De Maistre (christened Roi de Mestre) was one of the pioneers of modernist art in Australia. With his colleague Roland Wakelin, he showed this country’s first ever non-objective abstractions in 1919, at their exhibition titled Colour in Art. Also included in that exhibition were high-coloured, flat-planed images of Sydney’s harbour and environs, painted according to de Maistre’s theories on the close relationship between music and colour. Unfortunately, the critical response was, like Australian society at the time, predominantly conservative and disparaging of such “foreign” impulses as modernism. As a form of escape, de Maistre worked towards gaining the Society of Artists’ Travelling Scholarship, which he was duly awarded in early 1923.

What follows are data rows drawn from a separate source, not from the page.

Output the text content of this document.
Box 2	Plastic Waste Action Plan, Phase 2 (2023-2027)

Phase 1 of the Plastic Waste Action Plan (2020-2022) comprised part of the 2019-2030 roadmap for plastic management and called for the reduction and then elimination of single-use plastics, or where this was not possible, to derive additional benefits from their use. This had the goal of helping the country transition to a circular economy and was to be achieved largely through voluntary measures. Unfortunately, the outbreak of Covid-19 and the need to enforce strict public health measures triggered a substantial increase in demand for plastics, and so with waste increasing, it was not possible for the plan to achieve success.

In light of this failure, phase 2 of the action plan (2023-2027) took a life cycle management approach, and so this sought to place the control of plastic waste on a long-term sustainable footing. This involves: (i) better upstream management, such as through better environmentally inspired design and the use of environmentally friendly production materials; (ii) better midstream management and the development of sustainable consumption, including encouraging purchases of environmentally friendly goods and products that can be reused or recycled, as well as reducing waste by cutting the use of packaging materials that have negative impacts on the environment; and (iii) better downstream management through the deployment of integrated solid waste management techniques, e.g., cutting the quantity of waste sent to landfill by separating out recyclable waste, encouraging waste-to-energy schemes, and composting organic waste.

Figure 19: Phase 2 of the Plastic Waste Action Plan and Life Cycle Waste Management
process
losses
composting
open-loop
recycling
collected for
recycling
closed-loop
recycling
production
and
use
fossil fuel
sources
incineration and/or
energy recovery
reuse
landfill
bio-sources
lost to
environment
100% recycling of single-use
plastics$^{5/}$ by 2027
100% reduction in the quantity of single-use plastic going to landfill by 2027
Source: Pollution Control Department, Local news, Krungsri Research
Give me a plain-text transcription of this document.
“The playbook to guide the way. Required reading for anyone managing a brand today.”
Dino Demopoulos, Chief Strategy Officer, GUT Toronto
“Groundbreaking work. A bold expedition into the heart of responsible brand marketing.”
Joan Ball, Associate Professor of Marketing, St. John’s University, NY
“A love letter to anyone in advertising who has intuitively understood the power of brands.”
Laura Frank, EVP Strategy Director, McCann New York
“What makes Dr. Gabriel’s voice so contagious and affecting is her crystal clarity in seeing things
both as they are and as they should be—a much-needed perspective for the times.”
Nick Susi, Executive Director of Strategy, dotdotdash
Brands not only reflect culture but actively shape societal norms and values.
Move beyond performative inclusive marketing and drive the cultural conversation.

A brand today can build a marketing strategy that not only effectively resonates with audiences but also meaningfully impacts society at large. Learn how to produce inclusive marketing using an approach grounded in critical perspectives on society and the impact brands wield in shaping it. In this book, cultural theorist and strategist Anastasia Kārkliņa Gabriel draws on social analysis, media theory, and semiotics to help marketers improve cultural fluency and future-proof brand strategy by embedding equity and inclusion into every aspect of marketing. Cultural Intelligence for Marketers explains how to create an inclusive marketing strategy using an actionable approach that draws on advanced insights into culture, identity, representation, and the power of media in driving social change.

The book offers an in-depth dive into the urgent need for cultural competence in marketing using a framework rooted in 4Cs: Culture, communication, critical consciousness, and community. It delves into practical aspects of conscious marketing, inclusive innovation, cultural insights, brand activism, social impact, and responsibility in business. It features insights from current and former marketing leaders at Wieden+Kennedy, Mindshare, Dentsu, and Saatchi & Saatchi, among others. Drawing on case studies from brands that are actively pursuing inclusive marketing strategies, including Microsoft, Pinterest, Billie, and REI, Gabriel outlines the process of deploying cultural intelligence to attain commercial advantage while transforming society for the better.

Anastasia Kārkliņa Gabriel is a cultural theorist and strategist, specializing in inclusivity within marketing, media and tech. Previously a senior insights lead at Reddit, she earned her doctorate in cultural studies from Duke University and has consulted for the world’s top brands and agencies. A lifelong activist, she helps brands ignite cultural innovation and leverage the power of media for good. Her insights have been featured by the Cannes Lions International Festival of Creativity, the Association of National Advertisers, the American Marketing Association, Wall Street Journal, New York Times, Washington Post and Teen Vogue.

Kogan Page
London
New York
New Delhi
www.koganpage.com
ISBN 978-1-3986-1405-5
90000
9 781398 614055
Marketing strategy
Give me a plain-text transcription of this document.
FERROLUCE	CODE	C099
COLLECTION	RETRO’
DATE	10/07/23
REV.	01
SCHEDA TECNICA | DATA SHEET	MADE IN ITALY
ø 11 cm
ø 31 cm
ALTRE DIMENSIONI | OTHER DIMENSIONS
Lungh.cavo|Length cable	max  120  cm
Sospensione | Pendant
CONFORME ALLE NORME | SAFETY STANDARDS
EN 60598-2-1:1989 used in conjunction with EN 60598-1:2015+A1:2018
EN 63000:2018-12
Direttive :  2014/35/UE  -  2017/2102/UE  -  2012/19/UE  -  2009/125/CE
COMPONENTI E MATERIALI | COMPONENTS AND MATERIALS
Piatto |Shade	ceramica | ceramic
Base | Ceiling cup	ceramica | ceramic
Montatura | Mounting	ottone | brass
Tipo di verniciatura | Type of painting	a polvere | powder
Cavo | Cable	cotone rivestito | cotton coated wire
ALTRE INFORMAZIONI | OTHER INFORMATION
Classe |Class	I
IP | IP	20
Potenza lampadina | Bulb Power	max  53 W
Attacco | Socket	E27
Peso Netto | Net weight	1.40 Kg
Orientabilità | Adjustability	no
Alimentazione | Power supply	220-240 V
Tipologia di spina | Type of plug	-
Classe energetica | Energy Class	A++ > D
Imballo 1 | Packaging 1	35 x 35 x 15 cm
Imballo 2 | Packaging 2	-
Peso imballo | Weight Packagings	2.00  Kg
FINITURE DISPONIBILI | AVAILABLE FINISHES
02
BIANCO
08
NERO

He travelled first to London but, unimpressed with the local art scene, promptly crossed the Channel to France. During the course of the next year, he made several trips between Paris, the beach resort St Jean de Luz, and Compiègne. In spite of the town’s medieval charm, de Maistre ignored the local scenery in Compiègne and spent most of his time painting the Gibson family at leisure, either boating on the river or idling in their garden. In technique, Lord and Lady Ashbourne at Compiègne, c.1924, is not as radical as de Maistre’s earlier work but it still displays his skilled grasp of colour and form. For example, the intense citron-green of the middle section draws the eye away from the otherwise anchoring horizontal of Marianne’s reclining form; and to the left, the slightest flash of red for her pillow provides an emphatic visual counterpoint. William’s naked knees peep out from under his kilt, an aspect that only emphasises the intimacy of the scene and the familiar place within it for the artist.

Sadly for the Gibsons, trouble was just over the horizon. In 1926, William’s younger sister Violet attempted to assassinate the Italian dictator Benito Mussolini with a revolver, the bullet grazing his nose in the process. Declared insane, she was incarcerated in an asylum for the rest of her life.

By this time, however, de Maistre was back in Australia, endeavouring to further the progress of modernist art and design in this country. Ultimately frustrated with the lack of support for his efforts, he left Australia for good in 1930 and settled in London. Within months, he met the twenty-year-old Francis Bacon, becoming his close friend and first artist-mentor.

Andrew Gaynor
May 2020

Exhibited: Roy de Maistre Lord and Lady Ashbourne at Compiègne
Roy de Maistre. Henri Gaudier-Brzeska
, Temple Newsam, Leeds, 26 June – 29 August 1943, cat.2 as ‘The Ashbournes at Compiegne, 1925’
Roy de Maistre: A retrospective exhibition of paintings and drawings, 1917 – 1960, Whitechapel Art Gallery, London, 1960, cat.8 (pl.IX, illus.) as ‘The Ashbournes at Compiegne, 1924’
Homage to Roy de Maistre: a memorial Retrospective exhibition, Joseph Brown Gallery, Melbourne, 21 April – 7 May 1971, cat.5

Andrew Gaynor

Art historian, writer and researcher Andrew Gaynor’s expertise is Australian modernism 1915–1970. He has held curatorial positions at key institutions including the Art Gallery of Western Australia, the Perth Institute of Contemporary Arts, the City of Boroondara, and the McClelland Gallery+Sculpture Park. Gaynor has created exhibitions for artists Helen Maudsley, Louise Hearman, Guy Grey-Smith, James Parrett, Robert Jacks and many others. Currently a PhD Candidate at the Australian National University, Canberra, Andrew is researching the relationship between Roy de Maistre and Francis Bacon in London, 1930–1939.